Question

# In a physics lab experiment concerning radioactive decay: If your background count rate is 200 counts...

In a physics lab experiment concerning radioactive decay: If your background count rate is 200 counts in 2 minutes and the raw counts in 6 seconds is 100 when the source is 20 cm from the detector, what is the expected number of counts in 6 seconds when the detector is 10 cm from the source?

How would you go about solving this?

The background count rate (let us call it rb) is 200 per 2 minute i.e. 100 per minute.

Now at distance of 20cm from the sample, count is 100 per 6 seconds i.e. 100x10 in 60 seconds i.e. 1000 per minute.

Out of this, 100 per minute is from background count. So actually count rate of the source is only 900 per minute.

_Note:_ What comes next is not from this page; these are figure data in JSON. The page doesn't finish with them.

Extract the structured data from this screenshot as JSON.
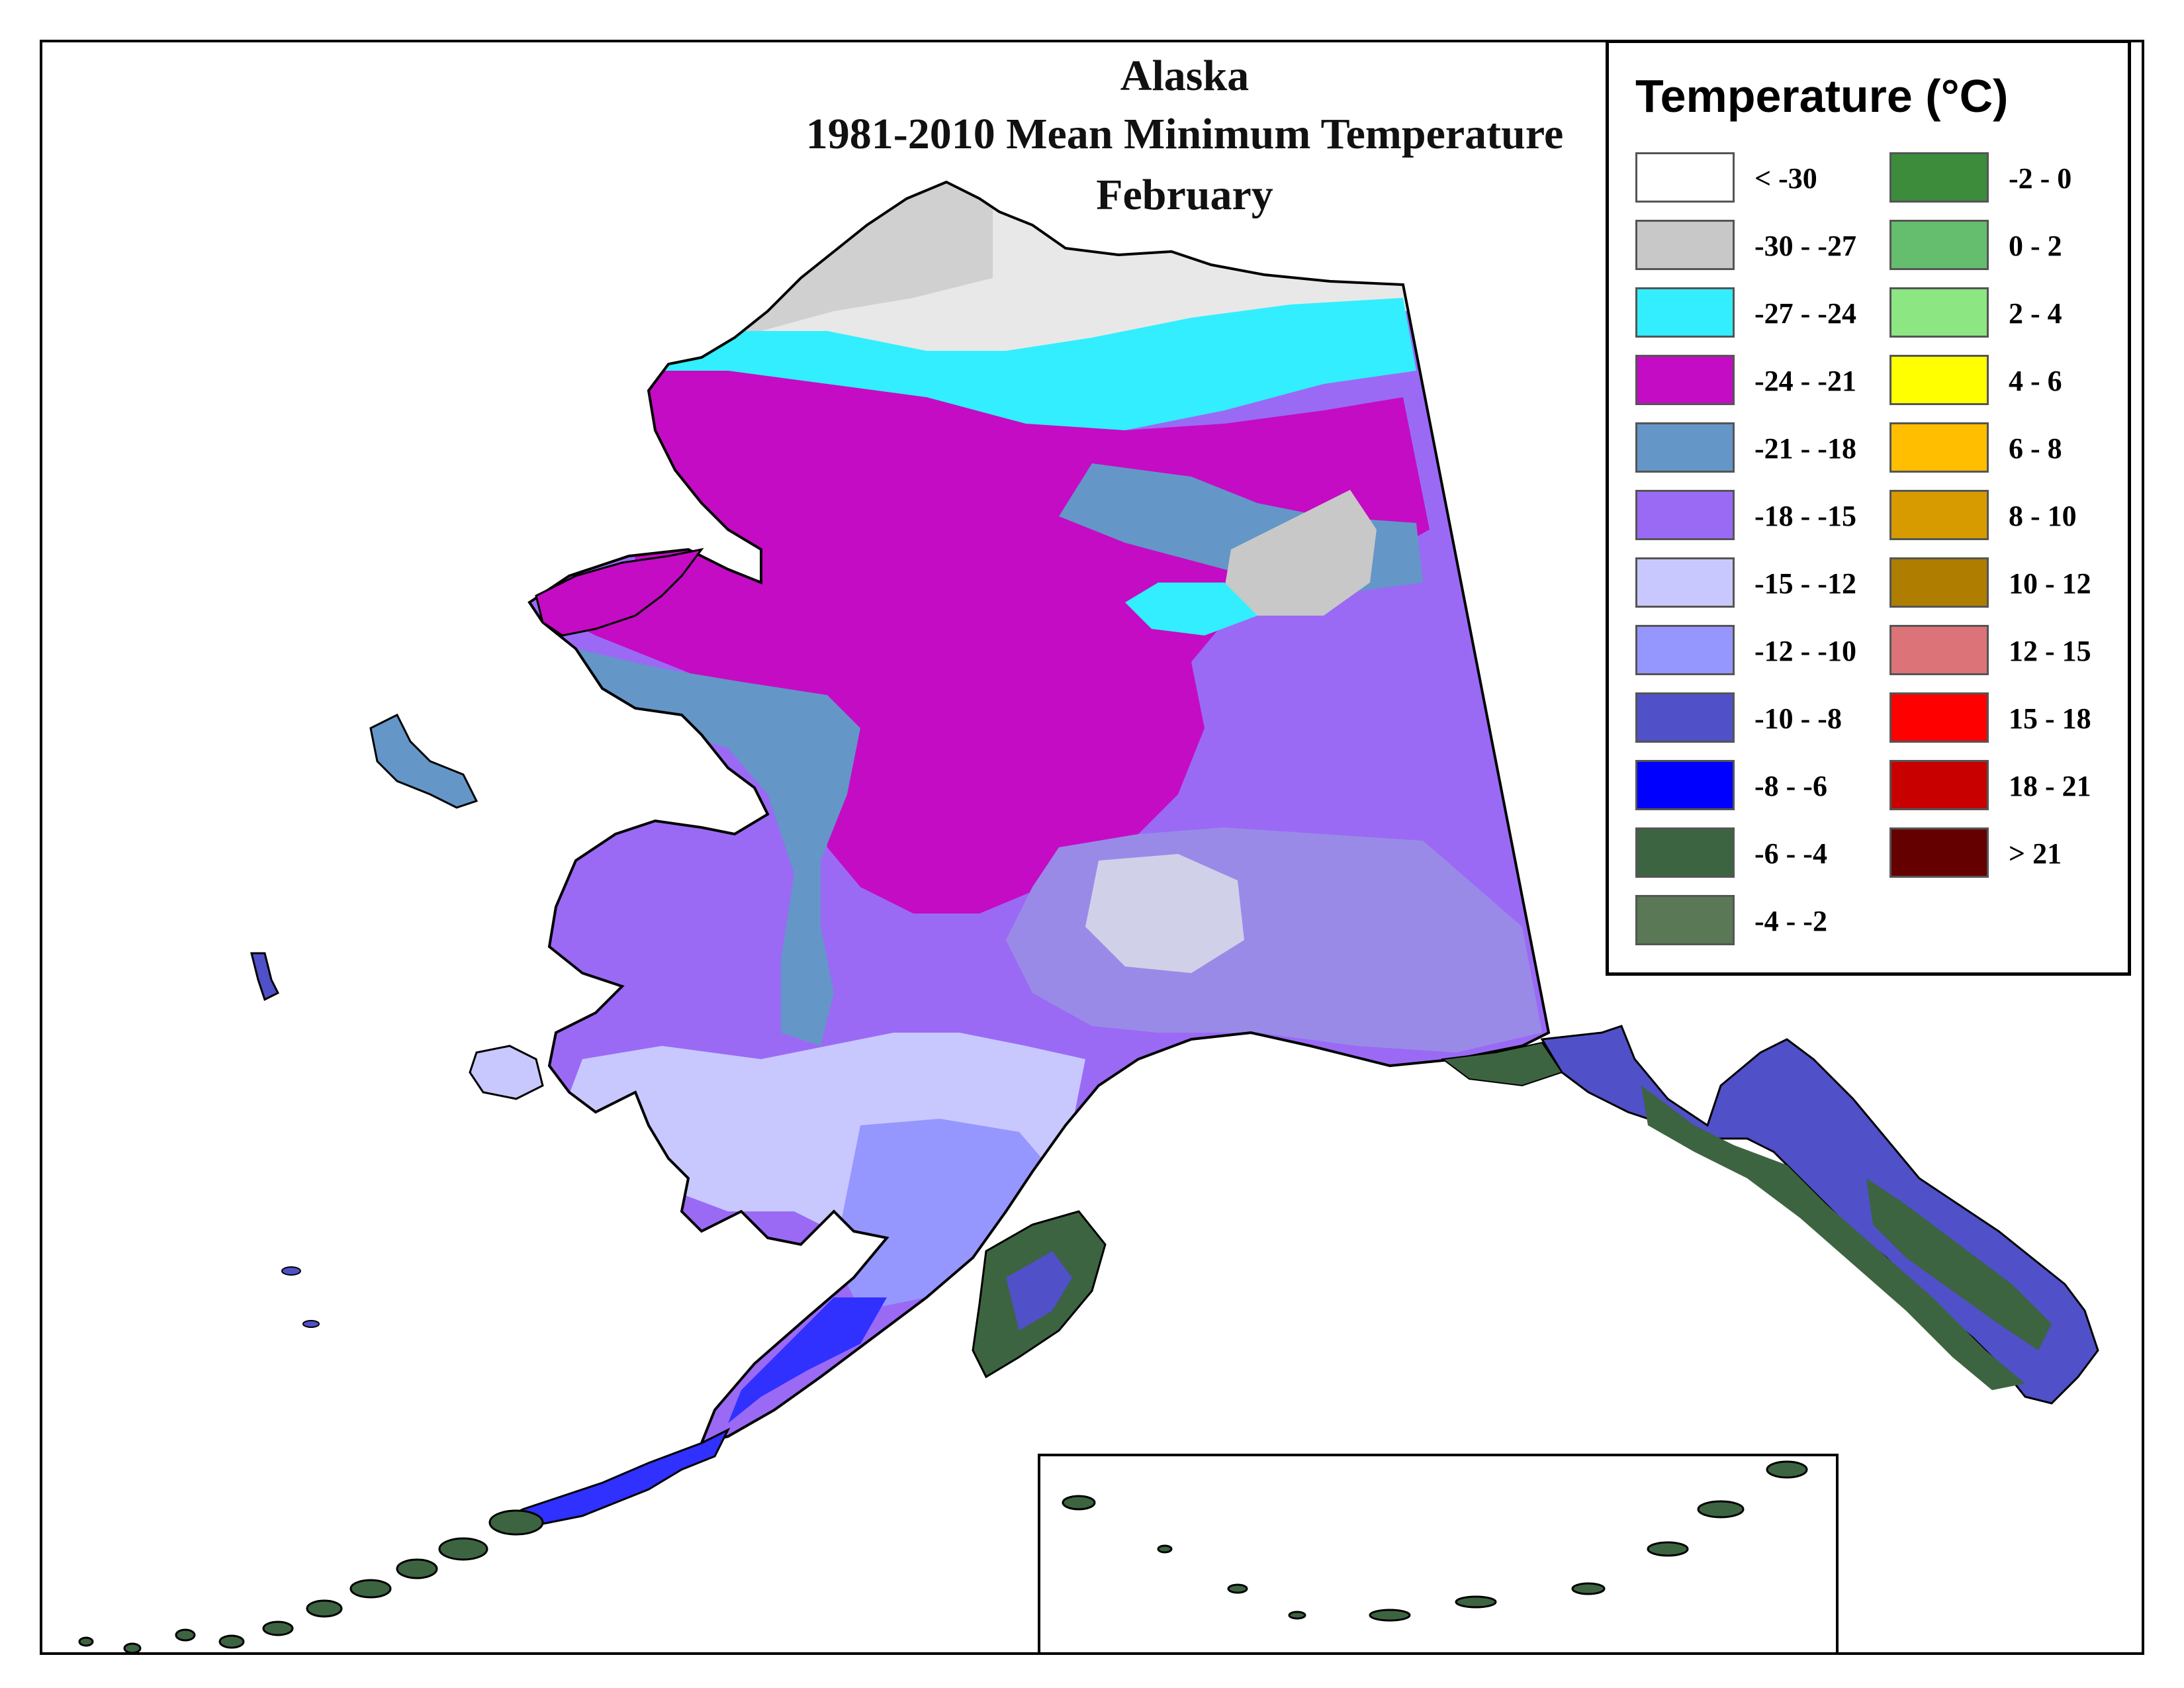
{
  "title": {
    "line1": "Alaska",
    "line2": "1981-2010 Mean Minimum Temperature",
    "line3": "February"
  },
  "legend": {
    "title": "Temperature (°C)",
    "items": [
      {
        "label": "< -30",
        "color": "#ffffff"
      },
      {
        "label": "-30 - -27",
        "color": "#c8c8c8"
      },
      {
        "label": "-27 - -24",
        "color": "#33eeff"
      },
      {
        "label": "-24 - -21",
        "color": "#c40cc4"
      },
      {
        "label": "-21 - -18",
        "color": "#6496c8"
      },
      {
        "label": "-18 - -15",
        "color": "#9a6af5"
      },
      {
        "label": "-15 - -12",
        "color": "#c8c8ff"
      },
      {
        "label": "-12 - -10",
        "color": "#9696ff"
      },
      {
        "label": "-10 - -8",
        "color": "#5050c8"
      },
      {
        "label": "-8 - -6",
        "color": "#0000ff"
      },
      {
        "label": "-6 - -4",
        "color": "#3c6440"
      },
      {
        "label": "-4 - -2",
        "color": "#5a7855"
      },
      {
        "label": "-2 - 0",
        "color": "#3c8c3c"
      },
      {
        "label": "0 - 2",
        "color": "#64be6e"
      },
      {
        "label": "2 - 4",
        "color": "#8ce682"
      },
      {
        "label": "4 - 6",
        "color": "#ffff00"
      },
      {
        "label": "6 - 8",
        "color": "#ffbe00"
      },
      {
        "label": "8 - 10",
        "color": "#d79b00"
      },
      {
        "label": "10 - 12",
        "color": "#af7d00"
      },
      {
        "label": "12 - 15",
        "color": "#dc7378"
      },
      {
        "label": "15 - 18",
        "color": "#ff0000"
      },
      {
        "label": "18 - 21",
        "color": "#c80000"
      },
      {
        "label": "> 21",
        "color": "#640000"
      }
    ]
  }
}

Now if we reduce the distance to 10 cm i.e. half, the radiation received from the source will become four times. This can be explained as follows:

The radiation from the source spreads out in a spherical region. If we reduce the radius of this sphere to half, its surface area
() becomes one-fourth and hence radiation incident per unit area becomes four times.

So now the radiation received from the source will be 4 x 900 = 3600 per minute.

Total count will also include the background count which remains same i.e. 100 per minute.

So total count rate will now be 3700 per minute.